See the blind beggar dance, the cripple sing,
The sot a hero, lunatic a king.
To remark on the numbers of beggars is perhaps to make an observation of no great insight, like saying it is a continent of soldiers and shoeshine boys. One could even say that, in Colombia as elsewhere, it takes a degree of organization to beg. But why, I wondered, were so many of them children? Not sick or lame, and not carrying signs, they lived among the ruined buildings and ran in packs through the streets. They were lively, but they lived like rats.
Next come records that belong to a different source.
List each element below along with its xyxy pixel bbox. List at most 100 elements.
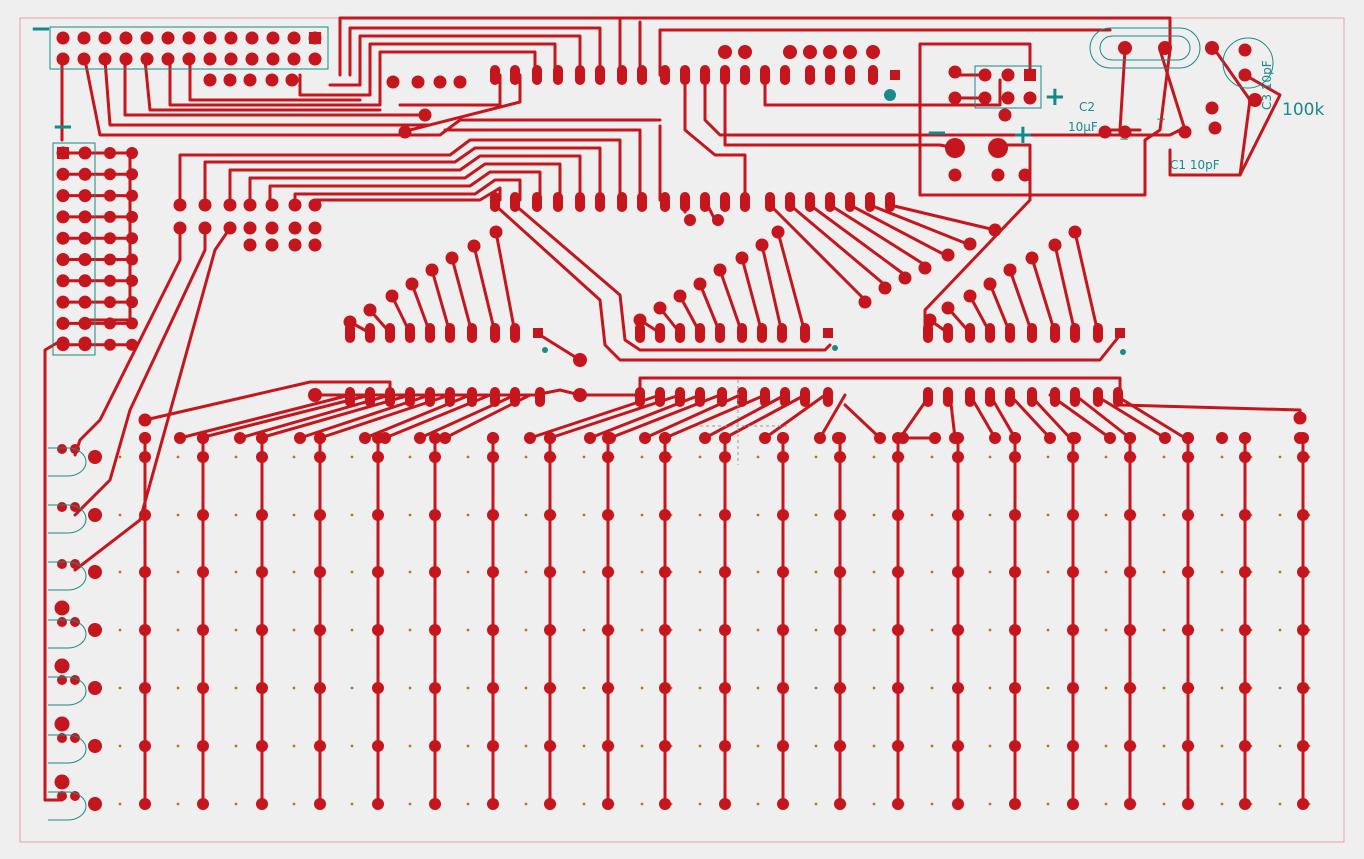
drill-dot <box>988 455 992 459</box>
fan-pad <box>1003 263 1017 277</box>
trace <box>1103 48 1187 132</box>
led-pad <box>57 444 67 454</box>
matrix-pad <box>602 451 614 463</box>
column-pad <box>989 432 1001 444</box>
matrix-pad <box>659 451 671 463</box>
pot-value-label: 100k <box>1282 100 1325 120</box>
ic-pin-pad <box>740 65 750 85</box>
drill-dot <box>582 455 586 459</box>
ic-pin-pad <box>635 323 645 343</box>
header-pin <box>287 52 301 66</box>
ic-pin-pad <box>800 387 810 407</box>
matrix-pad <box>1124 624 1136 636</box>
header-pin <box>78 210 92 224</box>
ic-pin-pad <box>445 323 455 343</box>
header-pin <box>104 317 116 330</box>
ic-pin-pad <box>943 387 953 407</box>
drill-dot <box>814 455 818 459</box>
header-outline-left <box>52 142 96 356</box>
matrix-pad <box>834 624 846 636</box>
header-pin <box>182 31 196 45</box>
ic-pin-pad <box>1027 387 1037 407</box>
trace <box>238 393 392 440</box>
trace <box>168 50 537 107</box>
drill-dot <box>1046 628 1050 632</box>
ic-pin-pad <box>1005 387 1015 407</box>
ic-pin-pad <box>637 192 647 212</box>
drill-dot <box>118 455 122 459</box>
pad <box>1248 93 1262 107</box>
header-pin <box>126 274 138 287</box>
fan-pad <box>653 301 667 315</box>
matrix-pad <box>429 509 441 521</box>
ic-pin-pad <box>425 323 435 343</box>
drill-dot <box>466 513 470 517</box>
drill-dot <box>988 513 992 517</box>
drill-dot <box>872 570 876 574</box>
trace <box>123 58 422 117</box>
ic-pin-pad <box>845 192 855 212</box>
header-pin <box>56 295 70 309</box>
ic-pin-pad <box>617 192 627 212</box>
fan-pad <box>633 313 647 327</box>
trace <box>868 203 972 247</box>
fan-pad <box>755 238 769 252</box>
header-pin <box>104 168 116 181</box>
matrix-pad <box>952 798 964 810</box>
drill-dot <box>930 628 934 632</box>
trace <box>918 48 1172 197</box>
matrix-pad <box>602 798 614 810</box>
drill-dot <box>524 802 528 806</box>
drill-dot <box>988 570 992 574</box>
matrix-pad <box>1009 509 1021 521</box>
drill-dot <box>408 802 412 806</box>
matrix-pad <box>1297 682 1309 694</box>
trace <box>298 42 557 97</box>
trace <box>1008 268 1034 335</box>
matrix-pad <box>314 451 326 463</box>
header-pin <box>182 52 196 66</box>
pad <box>948 91 962 105</box>
drill-dot <box>1220 686 1224 690</box>
drill-dot <box>872 744 876 748</box>
ic-pin-pad <box>923 387 933 407</box>
fan-pad <box>983 277 997 291</box>
led-pad <box>57 617 67 627</box>
drill-dot <box>582 513 586 517</box>
header-pin <box>104 338 116 351</box>
ic-pin-pad <box>660 192 670 212</box>
matrix-pad <box>487 509 499 521</box>
drill-dot <box>234 570 238 574</box>
matrix-pad <box>1182 566 1194 578</box>
drill-dot <box>408 570 412 574</box>
ic-pin-pad <box>675 323 685 343</box>
trace <box>1030 256 1057 335</box>
pad <box>173 221 187 235</box>
drill-dot <box>1220 513 1224 517</box>
matrix-pad <box>952 682 964 694</box>
matrix-pad <box>602 624 614 636</box>
led-pad <box>54 658 70 674</box>
trace <box>1073 230 1100 335</box>
drill-dot <box>176 686 180 690</box>
drill-dot <box>1162 570 1166 574</box>
pad <box>1293 411 1307 425</box>
matrix-pad <box>544 566 556 578</box>
pad <box>288 238 302 252</box>
trace <box>248 162 562 207</box>
column-pad <box>256 432 268 444</box>
ic-pin-pad <box>823 387 833 407</box>
header-pin <box>104 232 116 245</box>
fan-pad <box>771 225 785 239</box>
header-pin <box>78 189 92 203</box>
drill-dot <box>1278 455 1282 459</box>
ic-pin-pad <box>737 387 747 407</box>
led-outline <box>48 504 87 534</box>
drill-dot <box>814 570 818 574</box>
trace <box>338 16 1172 77</box>
trace <box>923 143 1032 332</box>
ic-pin-pad <box>695 387 705 407</box>
drill-dot <box>640 570 644 574</box>
ic-pin-pad <box>1050 387 1060 407</box>
drill-dot <box>176 628 180 632</box>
I asked several Colombians about them, and the Colombians were surprised by the ignorance of my question. They were gamins, they said – the word is the same in Spanish and English; and I ought to be careful of them, for most were pickpockets and sneak-thieves. It does not occur to the wealthy Colombian that these urchins are anything but vermin, and why house them or feed them when it is so much cheaper to put up a high fence around the house to keep them out?